Question 7: Can I mix several bird breeds?

Honestly, no. Because having a variety of birds appears fun and colorful, many people have purchased mixed lots of birds in the past. Farmers regrettably see that as the birds age, some breeds will pick on birds of other breeds, colors, or sizes. When the birds are getting close to maturity or when they notice pecking, poultry producers now try to separate the birds by breed.

Question 8: How long does a hen lay eggs?

Hens will lay eggs for two to three years. According to your general rule, a mature bird can lay 65% of her first year’s production by the age of two. As she gets older, this keeps becoming worse. Although chickens can live up to ten years and in theory should be laying 20% of their first year’s yield, this rarely occurs in practice. The breed, surroundings, and feed quality that have been provided over time all play a significant role.

Question 9: Is it okay if the egg has chicken excrement on it?

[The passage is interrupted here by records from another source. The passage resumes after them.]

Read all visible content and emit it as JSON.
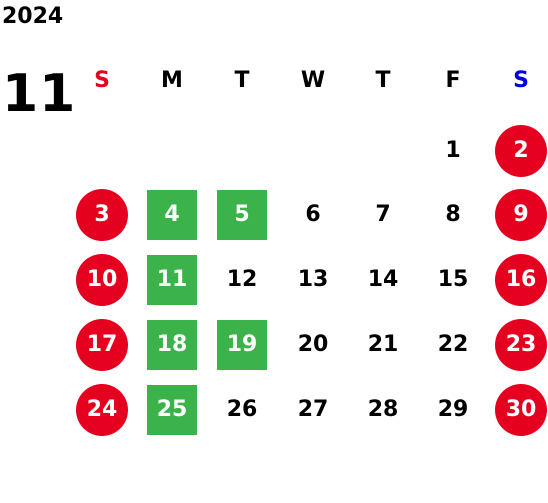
{
  "calendar": {
    "year": "2024",
    "month": "11",
    "weekdays": [
      {
        "label": "S",
        "color": "#e60020"
      },
      {
        "label": "M",
        "color": "#000000"
      },
      {
        "label": "T",
        "color": "#000000"
      },
      {
        "label": "W",
        "color": "#000000"
      },
      {
        "label": "T",
        "color": "#000000"
      },
      {
        "label": "F",
        "color": "#000000"
      },
      {
        "label": "S",
        "color": "#0000e6"
      }
    ],
    "colors": {
      "holiday_circle": "#e60020",
      "highlight_square": "#3cb34a",
      "default_text": "#000000"
    },
    "days": [
      {
        "n": "1",
        "style": "plain"
      },
      {
        "n": "2",
        "style": "holiday"
      },
      {
        "n": "3",
        "style": "holiday"
      },
      {
        "n": "4",
        "style": "green"
      },
      {
        "n": "5",
        "style": "green"
      },
      {
        "n": "6",
        "style": "plain"
      },
      {
        "n": "7",
        "style": "plain"
      },
      {
        "n": "8",
        "style": "plain"
      },
      {
        "n": "9",
        "style": "holiday"
      },
      {
        "n": "10",
        "style": "holiday"
      },
      {
        "n": "11",
        "style": "green"
      },
      {
        "n": "12",
        "style": "plain"
      },
      {
        "n": "13",
        "style": "plain"
      },
      {
        "n": "14",
        "style": "plain"
      },
      {
        "n": "15",
        "style": "plain"
      },
      {
        "n": "16",
        "style": "holiday"
      },
      {
        "n": "17",
        "style": "holiday"
      },
      {
        "n": "18",
        "style": "green"
      },
      {
        "n": "19",
        "style": "green"
      },
      {
        "n": "20",
        "style": "plain"
      },
      {
        "n": "21",
        "style": "plain"
      },
      {
        "n": "22",
        "style": "plain"
      },
      {
        "n": "23",
        "style": "holiday"
      },
      {
        "n": "24",
        "style": "holiday"
      },
      {
        "n": "25",
        "style": "green"
      },
      {
        "n": "26",
        "style": "plain"
      },
      {
        "n": "27",
        "style": "plain"
      },
      {
        "n": "28",
        "style": "plain"
      },
      {
        "n": "29",
        "style": "plain"
      },
      {
        "n": "30",
        "style": "holiday"
      }
    ]
  }
}
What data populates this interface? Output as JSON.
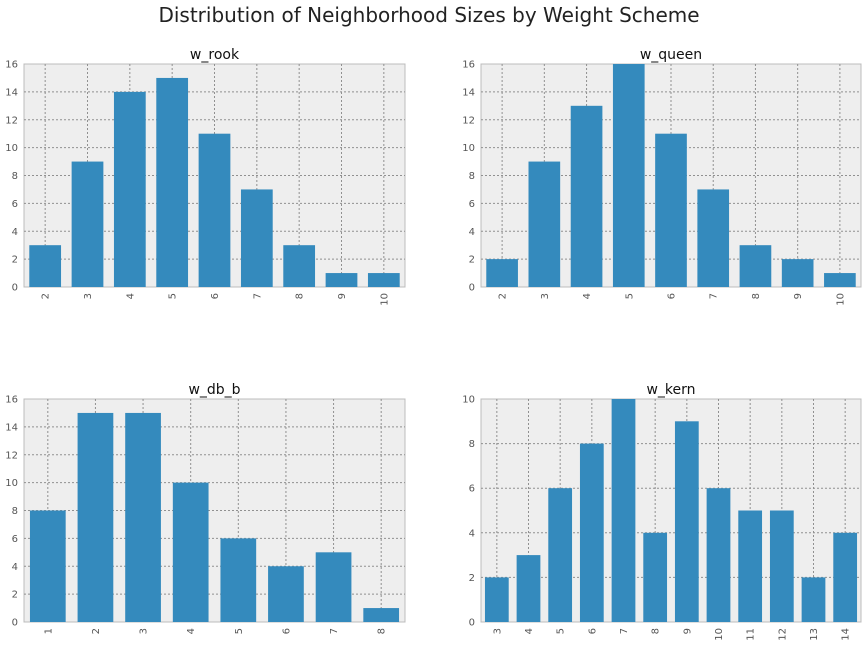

There is a misconception that claims farm-fresh eggs are kept fresh by the “poop” of the chickens that lay them. But it’s only a legend. A health risk may be presented by chicken excrement. Healthy chickens can carry the illnesses Campylobacter and Salmonella.

Question 10: Is it possible to predict whether a hen will lay white or brown eggs?

A chicken with white ear lobes lays white eggs, whereas a bird with red ear lobes lays brown eggs.

There you have it. The top 10 poultry farming FAQs and Answers.